Multiplications are quick on modern hadrware, so I suggest using something branchless along these lines:

{-# LANGUAGE MagicHash #-}
{-# LANGUAGE UnboxedTuples #-}

import Data.Bits
import GHC.Exts

-- Input must be non-negative
quotRem21 :: Int -> (Int, Int)
quotRem21 n
  | finiteBitSize (0 :: Word) /= 64
  = n `quotRem` 21
  | otherwise
  = (fromIntegral q, fromIntegral (w - 21 * q))
  where
    w = fromIntegral n
    high = highMul w 14054662151397753613 -- (2^68+17)/21
    q = high `shiftR` 4

-- Input must be non-negative
quotRem28 :: Int -> (Int, Int)
quotRem28 n
  | finiteBitSize (0 :: Word) /= 64
  = n `quotRem` 28
  | otherwise
  = (fromIntegral q, fromIntegral r)
  where
    w = fromIntegral n
    high = highMul w 5270498306774157605 -- (2^65+3)/7
    q = high `shiftR` 3
    prod = (q `shiftL` 3 - q) `shiftL` 2
    r = w - prod

-- Input must be non-negative
divisibleBy28 :: Int -> Bool
divisibleBy28 n = n .&. 3 == 0 && divisibleBy7 (n `shiftR` 2)
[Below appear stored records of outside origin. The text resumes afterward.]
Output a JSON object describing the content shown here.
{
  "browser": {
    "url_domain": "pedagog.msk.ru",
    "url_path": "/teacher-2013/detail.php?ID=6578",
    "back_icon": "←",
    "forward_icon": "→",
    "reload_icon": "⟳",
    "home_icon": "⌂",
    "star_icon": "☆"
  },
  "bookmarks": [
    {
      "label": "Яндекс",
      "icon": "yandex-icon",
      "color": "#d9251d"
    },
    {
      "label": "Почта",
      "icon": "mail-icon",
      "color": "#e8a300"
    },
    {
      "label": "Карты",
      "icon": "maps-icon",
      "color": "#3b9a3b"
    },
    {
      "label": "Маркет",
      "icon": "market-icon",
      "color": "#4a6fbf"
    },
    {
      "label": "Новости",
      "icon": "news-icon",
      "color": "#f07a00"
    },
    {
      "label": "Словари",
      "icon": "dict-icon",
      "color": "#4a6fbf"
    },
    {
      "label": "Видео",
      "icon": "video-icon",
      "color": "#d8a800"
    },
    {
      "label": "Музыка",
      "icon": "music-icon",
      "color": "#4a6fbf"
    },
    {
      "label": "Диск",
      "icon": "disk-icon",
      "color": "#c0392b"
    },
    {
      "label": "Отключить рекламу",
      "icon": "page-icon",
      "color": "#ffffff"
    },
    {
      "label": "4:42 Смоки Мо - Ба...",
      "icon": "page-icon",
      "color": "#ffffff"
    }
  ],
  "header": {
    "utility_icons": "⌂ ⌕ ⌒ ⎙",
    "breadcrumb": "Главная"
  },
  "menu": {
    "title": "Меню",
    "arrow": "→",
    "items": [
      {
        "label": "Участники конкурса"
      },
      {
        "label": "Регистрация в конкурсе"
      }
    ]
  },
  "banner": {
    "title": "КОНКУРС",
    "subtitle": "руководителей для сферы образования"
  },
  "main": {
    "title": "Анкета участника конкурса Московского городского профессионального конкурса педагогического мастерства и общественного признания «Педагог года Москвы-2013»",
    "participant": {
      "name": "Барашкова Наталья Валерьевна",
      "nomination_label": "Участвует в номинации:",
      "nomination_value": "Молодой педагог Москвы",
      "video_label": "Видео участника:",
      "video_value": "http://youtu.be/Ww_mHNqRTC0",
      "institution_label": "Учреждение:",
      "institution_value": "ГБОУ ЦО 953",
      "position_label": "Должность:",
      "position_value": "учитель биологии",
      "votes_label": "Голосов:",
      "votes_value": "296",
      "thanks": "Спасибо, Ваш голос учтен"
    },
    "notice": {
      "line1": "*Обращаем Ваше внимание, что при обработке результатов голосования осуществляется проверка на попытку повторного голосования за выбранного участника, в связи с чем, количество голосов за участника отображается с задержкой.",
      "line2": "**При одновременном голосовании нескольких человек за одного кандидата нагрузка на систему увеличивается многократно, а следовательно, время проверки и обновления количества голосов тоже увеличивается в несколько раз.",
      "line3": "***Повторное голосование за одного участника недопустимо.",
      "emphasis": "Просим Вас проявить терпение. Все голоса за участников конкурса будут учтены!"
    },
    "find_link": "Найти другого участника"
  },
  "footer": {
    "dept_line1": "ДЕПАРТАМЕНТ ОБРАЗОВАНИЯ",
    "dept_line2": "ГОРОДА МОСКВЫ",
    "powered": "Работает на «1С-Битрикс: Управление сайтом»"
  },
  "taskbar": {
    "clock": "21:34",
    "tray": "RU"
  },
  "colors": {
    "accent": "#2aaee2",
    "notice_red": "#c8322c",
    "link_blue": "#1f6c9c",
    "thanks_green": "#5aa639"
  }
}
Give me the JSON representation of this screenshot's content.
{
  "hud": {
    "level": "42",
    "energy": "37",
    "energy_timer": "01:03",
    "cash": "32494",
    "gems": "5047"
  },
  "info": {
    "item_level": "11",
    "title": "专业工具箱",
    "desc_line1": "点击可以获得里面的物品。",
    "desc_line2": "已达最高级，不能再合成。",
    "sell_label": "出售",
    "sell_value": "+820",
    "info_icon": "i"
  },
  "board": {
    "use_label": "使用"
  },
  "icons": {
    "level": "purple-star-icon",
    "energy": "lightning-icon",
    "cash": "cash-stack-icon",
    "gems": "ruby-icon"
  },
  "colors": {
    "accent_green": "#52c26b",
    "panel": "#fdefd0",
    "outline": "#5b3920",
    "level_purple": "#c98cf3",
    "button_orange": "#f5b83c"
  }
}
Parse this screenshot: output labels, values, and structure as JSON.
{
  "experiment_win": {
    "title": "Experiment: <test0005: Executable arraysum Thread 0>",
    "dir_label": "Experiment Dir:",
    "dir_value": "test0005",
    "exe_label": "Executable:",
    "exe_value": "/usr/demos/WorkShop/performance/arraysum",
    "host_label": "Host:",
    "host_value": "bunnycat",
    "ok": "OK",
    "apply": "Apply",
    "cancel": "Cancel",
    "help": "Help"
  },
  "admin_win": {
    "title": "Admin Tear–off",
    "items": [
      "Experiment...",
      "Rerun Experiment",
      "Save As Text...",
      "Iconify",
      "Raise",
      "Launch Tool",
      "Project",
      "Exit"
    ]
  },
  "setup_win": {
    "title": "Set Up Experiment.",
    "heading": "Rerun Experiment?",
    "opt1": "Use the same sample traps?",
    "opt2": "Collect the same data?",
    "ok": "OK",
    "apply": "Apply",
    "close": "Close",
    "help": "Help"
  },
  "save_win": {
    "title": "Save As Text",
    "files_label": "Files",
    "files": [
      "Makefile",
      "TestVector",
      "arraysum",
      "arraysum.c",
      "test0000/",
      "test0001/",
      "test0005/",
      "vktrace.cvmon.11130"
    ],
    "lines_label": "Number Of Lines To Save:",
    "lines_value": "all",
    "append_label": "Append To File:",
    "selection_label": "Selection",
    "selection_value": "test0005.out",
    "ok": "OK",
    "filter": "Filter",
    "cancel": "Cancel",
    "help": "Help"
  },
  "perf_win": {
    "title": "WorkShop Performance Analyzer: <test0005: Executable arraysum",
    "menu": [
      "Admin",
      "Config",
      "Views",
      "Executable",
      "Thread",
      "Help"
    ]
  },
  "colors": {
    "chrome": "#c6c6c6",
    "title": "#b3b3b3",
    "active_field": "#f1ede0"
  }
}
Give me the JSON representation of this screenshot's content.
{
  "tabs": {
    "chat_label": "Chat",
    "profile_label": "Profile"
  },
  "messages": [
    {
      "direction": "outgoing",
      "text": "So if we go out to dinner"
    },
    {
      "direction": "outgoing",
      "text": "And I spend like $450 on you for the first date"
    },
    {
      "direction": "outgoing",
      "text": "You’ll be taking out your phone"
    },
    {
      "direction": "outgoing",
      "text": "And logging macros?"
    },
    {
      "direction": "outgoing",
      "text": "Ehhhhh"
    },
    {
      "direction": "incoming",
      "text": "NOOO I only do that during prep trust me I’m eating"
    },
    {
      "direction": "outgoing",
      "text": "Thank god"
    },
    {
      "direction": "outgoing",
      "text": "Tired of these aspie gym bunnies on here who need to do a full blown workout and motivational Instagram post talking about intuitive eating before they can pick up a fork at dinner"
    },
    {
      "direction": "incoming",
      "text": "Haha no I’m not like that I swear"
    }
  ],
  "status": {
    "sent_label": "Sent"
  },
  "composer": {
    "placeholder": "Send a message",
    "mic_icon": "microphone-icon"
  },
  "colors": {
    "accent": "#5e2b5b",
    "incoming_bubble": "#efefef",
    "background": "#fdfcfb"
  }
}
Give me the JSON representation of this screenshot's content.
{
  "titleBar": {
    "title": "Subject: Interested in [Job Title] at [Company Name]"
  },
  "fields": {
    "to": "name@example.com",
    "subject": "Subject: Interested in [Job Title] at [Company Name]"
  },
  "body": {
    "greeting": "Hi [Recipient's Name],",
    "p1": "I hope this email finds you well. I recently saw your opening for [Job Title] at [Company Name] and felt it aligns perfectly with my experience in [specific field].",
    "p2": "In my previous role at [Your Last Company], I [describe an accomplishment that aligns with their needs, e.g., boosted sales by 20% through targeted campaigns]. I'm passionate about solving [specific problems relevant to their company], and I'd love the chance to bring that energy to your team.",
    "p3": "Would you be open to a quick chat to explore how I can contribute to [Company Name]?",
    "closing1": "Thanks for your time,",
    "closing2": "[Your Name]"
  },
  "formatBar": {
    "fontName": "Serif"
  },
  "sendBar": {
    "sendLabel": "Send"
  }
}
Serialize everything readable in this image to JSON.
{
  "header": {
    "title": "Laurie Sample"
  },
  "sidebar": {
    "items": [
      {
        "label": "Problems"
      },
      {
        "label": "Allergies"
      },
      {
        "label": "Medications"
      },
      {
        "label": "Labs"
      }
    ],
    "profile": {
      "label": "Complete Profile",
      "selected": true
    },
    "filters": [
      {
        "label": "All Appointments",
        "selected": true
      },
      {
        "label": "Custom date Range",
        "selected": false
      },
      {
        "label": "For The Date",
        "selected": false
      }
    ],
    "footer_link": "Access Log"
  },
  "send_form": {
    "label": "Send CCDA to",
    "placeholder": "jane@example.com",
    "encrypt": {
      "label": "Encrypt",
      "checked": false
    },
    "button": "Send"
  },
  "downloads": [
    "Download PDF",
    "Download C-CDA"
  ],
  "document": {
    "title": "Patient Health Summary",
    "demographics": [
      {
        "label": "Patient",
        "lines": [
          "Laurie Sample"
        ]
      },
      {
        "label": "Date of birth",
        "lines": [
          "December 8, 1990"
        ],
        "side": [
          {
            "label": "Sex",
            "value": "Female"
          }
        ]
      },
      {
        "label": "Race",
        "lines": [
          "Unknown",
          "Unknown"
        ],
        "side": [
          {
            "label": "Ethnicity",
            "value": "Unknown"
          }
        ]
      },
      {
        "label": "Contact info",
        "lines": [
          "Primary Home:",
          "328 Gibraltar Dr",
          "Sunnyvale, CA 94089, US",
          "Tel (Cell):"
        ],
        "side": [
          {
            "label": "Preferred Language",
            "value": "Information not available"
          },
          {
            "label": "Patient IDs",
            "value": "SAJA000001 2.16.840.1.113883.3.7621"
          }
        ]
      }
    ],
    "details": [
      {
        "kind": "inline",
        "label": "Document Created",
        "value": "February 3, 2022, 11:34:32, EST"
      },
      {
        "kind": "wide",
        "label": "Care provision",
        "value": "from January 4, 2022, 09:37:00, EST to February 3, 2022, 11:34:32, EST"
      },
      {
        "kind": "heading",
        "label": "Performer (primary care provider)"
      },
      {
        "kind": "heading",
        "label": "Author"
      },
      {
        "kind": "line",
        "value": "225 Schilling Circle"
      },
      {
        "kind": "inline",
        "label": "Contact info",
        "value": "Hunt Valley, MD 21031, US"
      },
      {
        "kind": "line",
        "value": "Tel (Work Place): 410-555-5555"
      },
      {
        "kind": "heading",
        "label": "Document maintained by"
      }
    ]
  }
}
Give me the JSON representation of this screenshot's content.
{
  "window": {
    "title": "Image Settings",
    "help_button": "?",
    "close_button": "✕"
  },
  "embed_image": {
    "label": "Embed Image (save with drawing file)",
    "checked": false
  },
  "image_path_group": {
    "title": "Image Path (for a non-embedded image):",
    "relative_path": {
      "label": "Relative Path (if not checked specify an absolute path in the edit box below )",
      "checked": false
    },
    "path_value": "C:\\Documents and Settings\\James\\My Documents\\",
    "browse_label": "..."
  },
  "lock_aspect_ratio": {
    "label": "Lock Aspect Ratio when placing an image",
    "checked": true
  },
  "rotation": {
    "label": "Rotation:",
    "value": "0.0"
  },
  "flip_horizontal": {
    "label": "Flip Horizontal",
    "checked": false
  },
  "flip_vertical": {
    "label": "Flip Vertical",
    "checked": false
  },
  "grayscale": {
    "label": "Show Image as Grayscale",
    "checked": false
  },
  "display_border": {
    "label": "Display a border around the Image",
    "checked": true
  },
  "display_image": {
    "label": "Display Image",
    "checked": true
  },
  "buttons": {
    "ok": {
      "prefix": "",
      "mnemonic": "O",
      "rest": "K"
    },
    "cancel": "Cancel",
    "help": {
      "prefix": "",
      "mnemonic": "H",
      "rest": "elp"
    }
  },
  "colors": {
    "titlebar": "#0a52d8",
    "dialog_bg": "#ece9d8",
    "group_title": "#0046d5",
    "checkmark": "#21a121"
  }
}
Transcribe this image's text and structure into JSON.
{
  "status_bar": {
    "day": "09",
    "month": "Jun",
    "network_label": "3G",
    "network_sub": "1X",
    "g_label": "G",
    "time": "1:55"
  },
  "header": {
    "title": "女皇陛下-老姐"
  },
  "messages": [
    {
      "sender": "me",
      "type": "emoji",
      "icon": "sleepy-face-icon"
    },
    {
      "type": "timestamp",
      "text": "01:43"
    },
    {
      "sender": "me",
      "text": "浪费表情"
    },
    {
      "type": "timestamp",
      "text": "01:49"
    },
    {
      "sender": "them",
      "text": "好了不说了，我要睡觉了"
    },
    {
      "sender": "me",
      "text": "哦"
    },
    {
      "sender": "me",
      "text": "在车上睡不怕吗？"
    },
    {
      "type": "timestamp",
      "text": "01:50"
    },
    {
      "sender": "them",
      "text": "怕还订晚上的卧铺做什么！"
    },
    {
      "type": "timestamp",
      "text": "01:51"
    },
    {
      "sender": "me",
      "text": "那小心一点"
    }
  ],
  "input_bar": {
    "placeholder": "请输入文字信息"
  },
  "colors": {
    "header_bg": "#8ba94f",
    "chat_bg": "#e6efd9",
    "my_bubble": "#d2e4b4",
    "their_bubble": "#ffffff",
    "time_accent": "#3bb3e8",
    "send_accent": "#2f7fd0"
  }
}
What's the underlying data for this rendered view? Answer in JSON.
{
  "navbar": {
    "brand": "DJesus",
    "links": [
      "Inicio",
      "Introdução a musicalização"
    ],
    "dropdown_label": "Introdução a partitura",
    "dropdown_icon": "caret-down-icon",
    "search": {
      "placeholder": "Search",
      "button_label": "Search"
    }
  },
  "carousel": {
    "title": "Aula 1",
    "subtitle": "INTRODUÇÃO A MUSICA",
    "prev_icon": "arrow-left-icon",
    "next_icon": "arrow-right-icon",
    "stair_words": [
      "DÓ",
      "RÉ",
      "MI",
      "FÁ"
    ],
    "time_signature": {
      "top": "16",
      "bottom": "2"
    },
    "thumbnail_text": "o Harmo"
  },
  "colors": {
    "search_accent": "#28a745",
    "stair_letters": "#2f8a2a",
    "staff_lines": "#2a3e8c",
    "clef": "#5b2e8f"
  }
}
-- Input must be non-negative
divisibleBy7 :: Int -> Bool
divisibleBy7 n
  | finiteBitSize (0 :: Word) /= 64
  = n `rem` 7 == 0
  | otherwise
  = w == (q `shiftL` 3) - q
  where
    w = fromIntegral n
    high = highMul w 5270498306774157605 -- (2^65+3)/7
    q = high `shiftR` 1

highMul :: Word -> Word -> Word
highMul (W# x#) (W# y#) = W# high#
  where
    (# high#, _ #) = timesWord2# x# y#

Wow! That's very cool. multiplications are supposed to be quite fast: https://gmplib.org/~tege/x86-timing.pdf . And we don't have branches as well.

Can you try that and see how much it helps?

It may be a good idea to have a library to generate custom division operations like this and maybe other such utilities. C/C++ has a library called libdivide for helping with division.